How olive oil and sleep could stave off heart attacks and strokes

New study examines plasma protein’s role

By Ana Gajic

Foods high in unsaturated fats may protect against cardiovascular disease and inflammation, and new research published in Nature Communications has uncovered why.

Apolipoprotein A-IV, known as ApoA-IV, is a plasma protein. Levels of ApoA-IV increase after the digestion of foods, particularly foods high in unsaturated fats, such as olive oil. 

Higher levels of ApoA-IV in the blood have been reported to be associated with lower rates of cardiovascular disease.

New research from the Keenan Research Centre for Biomedical Science (KRCBS) of St. Michael's Hospital demonstrates that ApoA-IV is an inhibitory factor for platelets, which are small blood cells that play a key role in multiple diseases, particularly in bleeding and cardiovascular diseases.

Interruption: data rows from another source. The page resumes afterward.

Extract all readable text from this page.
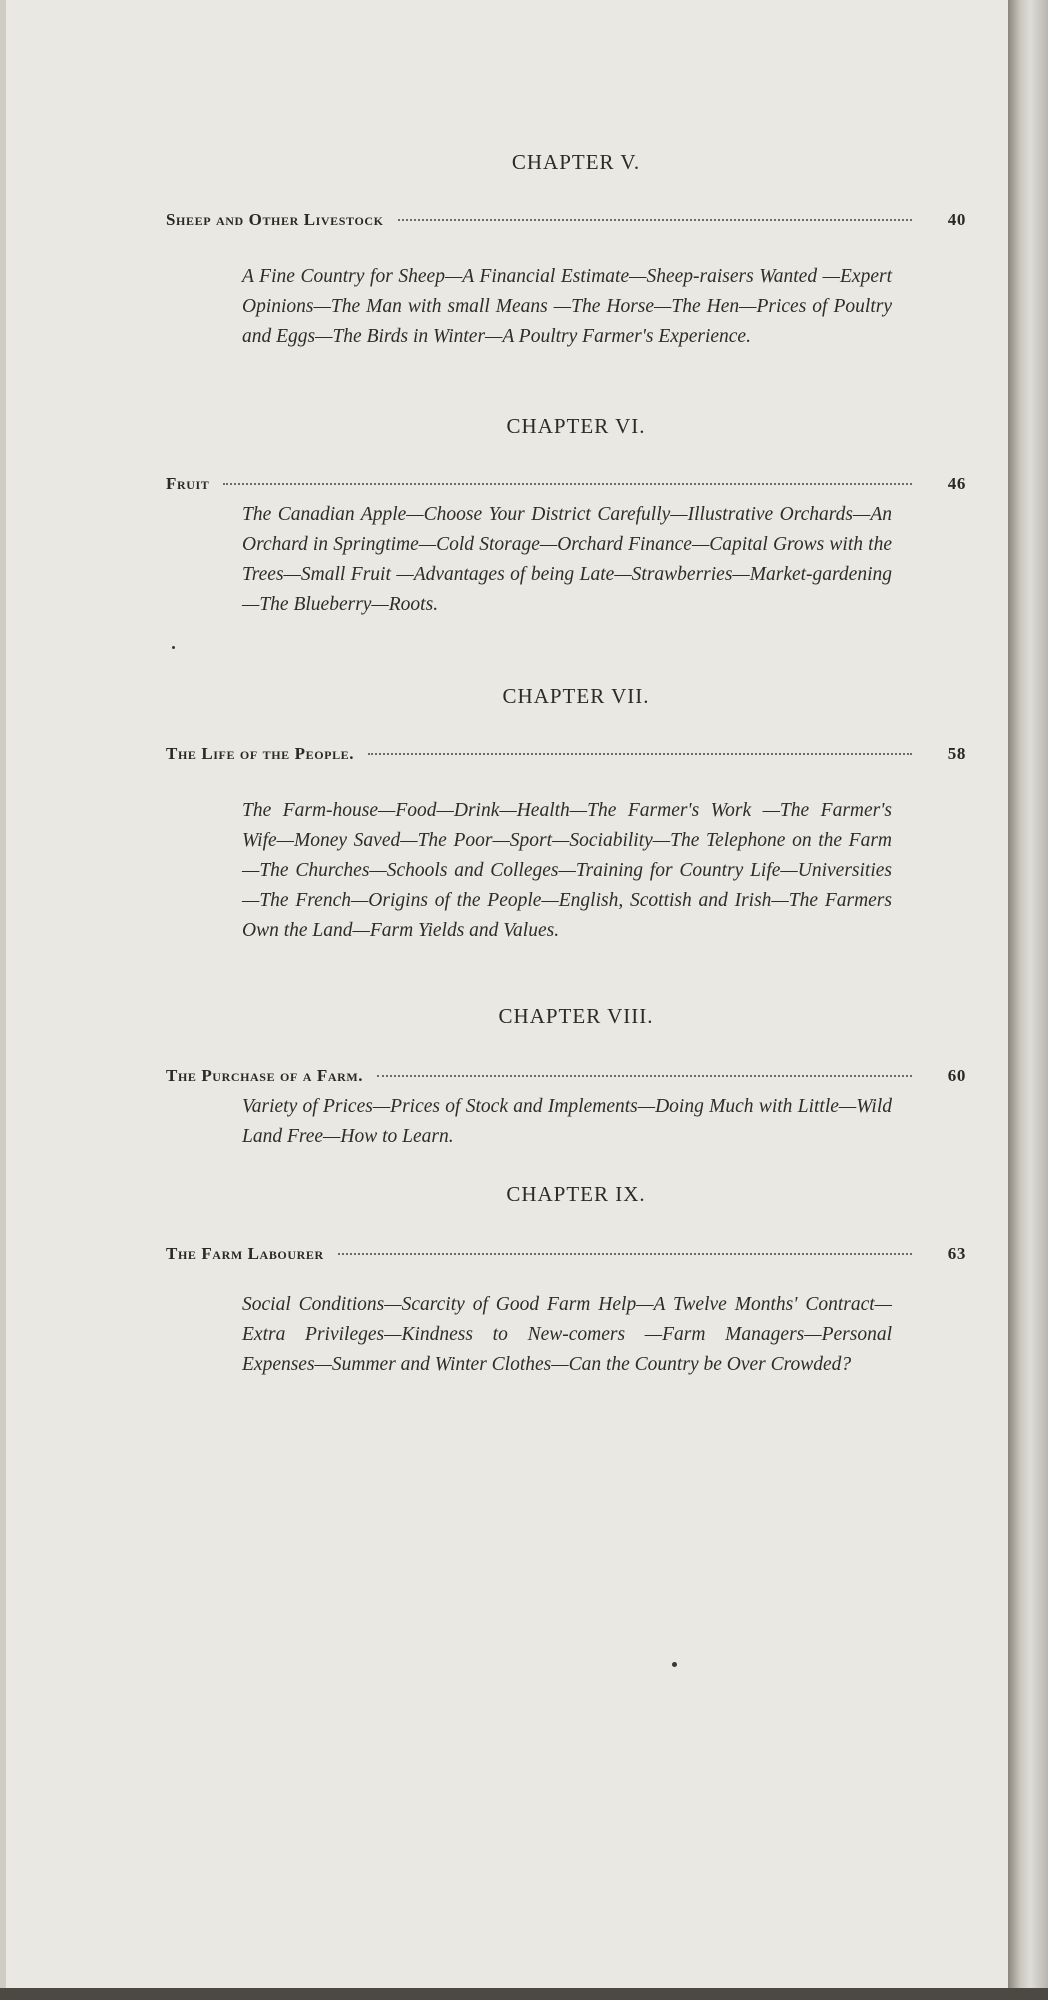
CHAPTER V.
Sheep and Other Livestock	40
A Fine Country for Sheep—A Financial Estimate—Sheep-raisers Wanted —Expert Opinions—The Man with small Means —The Horse—The Hen—Prices of Poultry and Eggs—The Birds in Winter—A Poultry Farmer's Experience.
CHAPTER VI.
Fruit	46
The Canadian Apple—Choose Your District Carefully—Illustrative Orchards—An Orchard in Springtime—Cold Storage—Orchard Finance—Capital Grows with the Trees—Small Fruit —Advantages of being Late—Strawberries—Market-gardening —The Blueberry—Roots.
CHAPTER VII.
The Life of the People.	58
The Farm-house—Food—Drink—Health—The Farmer's Work —The Farmer's Wife—Money Saved—The Poor—Sport—Sociability—The Telephone on the Farm—The Churches—Schools and Colleges—Training for Country Life—Universities—The French—Origins of the People—English, Scottish and Irish—The Farmers Own the Land—Farm Yields and Values.
CHAPTER VIII.
The Purchase of a Farm.	60
Variety of Prices—Prices of Stock and Implements—Doing Much with Little—Wild Land Free—How to Learn.
CHAPTER IX.
The Farm Labourer	63
Social Conditions—Scarcity of Good Farm Help—A Twelve Months' Contract—Extra Privileges—Kindness to New-comers —Farm Managers—Personal Expenses—Summer and Winter Clothes—Can the Country be Over Crowded?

These new findings suggest that ApoA-IV is a blocker of platelet surface glycoproteins GPIIbIIIa (also named integrin αIIβ3). Integrin αIIβ3 is a platelet receptor that is necessary for platelets to clump together in the blood (called platelet aggregation). 

Platelet aggregation can cause vessel occlusion that blocks blood flow, leading to thrombosis, which is the most common cause of mortality and morbidity worldwide.

“Platelet aggregation can save lives, because it can stop bleeding in damaged vessels,” said Dr. Heyu Ni, Platform Director for Hematology, Cancer and Immunological Diseases at the KRCBS, who is the principal investigator of this study. 

“But we usually don’t want platelets to block blood flow in the vessels. This is thrombosis, and if vessel occlusion occurs in the heart or brain, it can cause heart attack, stroke or death.”

Platelets bind together with a series of connectors. For one platelet to bond to another, the platelet receptor integrin αIIβ3 first binds to fibrinogen - an abundant protein that bridges platelets in blood - and fibrinogen molecules then bind another integrin αIIβ3 on a second platelet. 

Then fibrinogen and likely also other proteins allow many platelets to bind one another, leading to platelet aggregation.

Examining both lab models and humans, Dr. Ni, who is also a scientist at Canadian Blood Services Centre for Innovation, and his team have shown that ApoA-IV can link to the integrin αIIβ3 and block fibrinogen binding, decreasing platelet aggregation in a vessel. 

The ApoA-IV protein can also change its shape to accommodate increased blood flow, and become more effectively to protect vessels from complete blockage.

“This is the first study to link ApoA-IV with platelets and thrombosis,” Dr. Ni said. “With this work, we have also explained why higher levels of ApoA-IV can slow down plaque build-up in blood vessels, known as atherosclerosis, because this process is also related to platelet function and platelet-mediated inflammation.”

The researchers also examined ApoA-IV’s interaction with food. After every meal, platelets are stimulated, which makes it easier for them to bond together or bond to white blood cells. 

ApoA-IV increases in circulating blood almost immediately after meals containing unsaturated fats and decreases platelet hyperactivity and bonding, thus reducing the inflammation after meals and the risk of heart attack and stroke.

The study also found that ApoA-IV has its own circadian rhythm. It is most active overnight and least active in the morning.

“Mother Nature wants us to sleep well,” Dr. Ni said. “So we are protected by this protein while we sleep, and most likely to experience a cardiovascular event after waking up in the morning.”

Dr. Ni and his team are excited about these findings because they show that foods with high unsaturated fats, along with appropriate sleep patterns, create the perfect combination for the protein ApoA-IV to play a positive role in reducing the chances of cardiovascular disease in the form of atherosclerosis, heart attack, or stroke.

This new knowledge has many potential applications, Dr. Ni explained. Future studies will focus on better understanding this protein and how to harness its protective potential to build therapies targeted at cardiovascular disease and other diseases that arise from platelet activation and aggregation.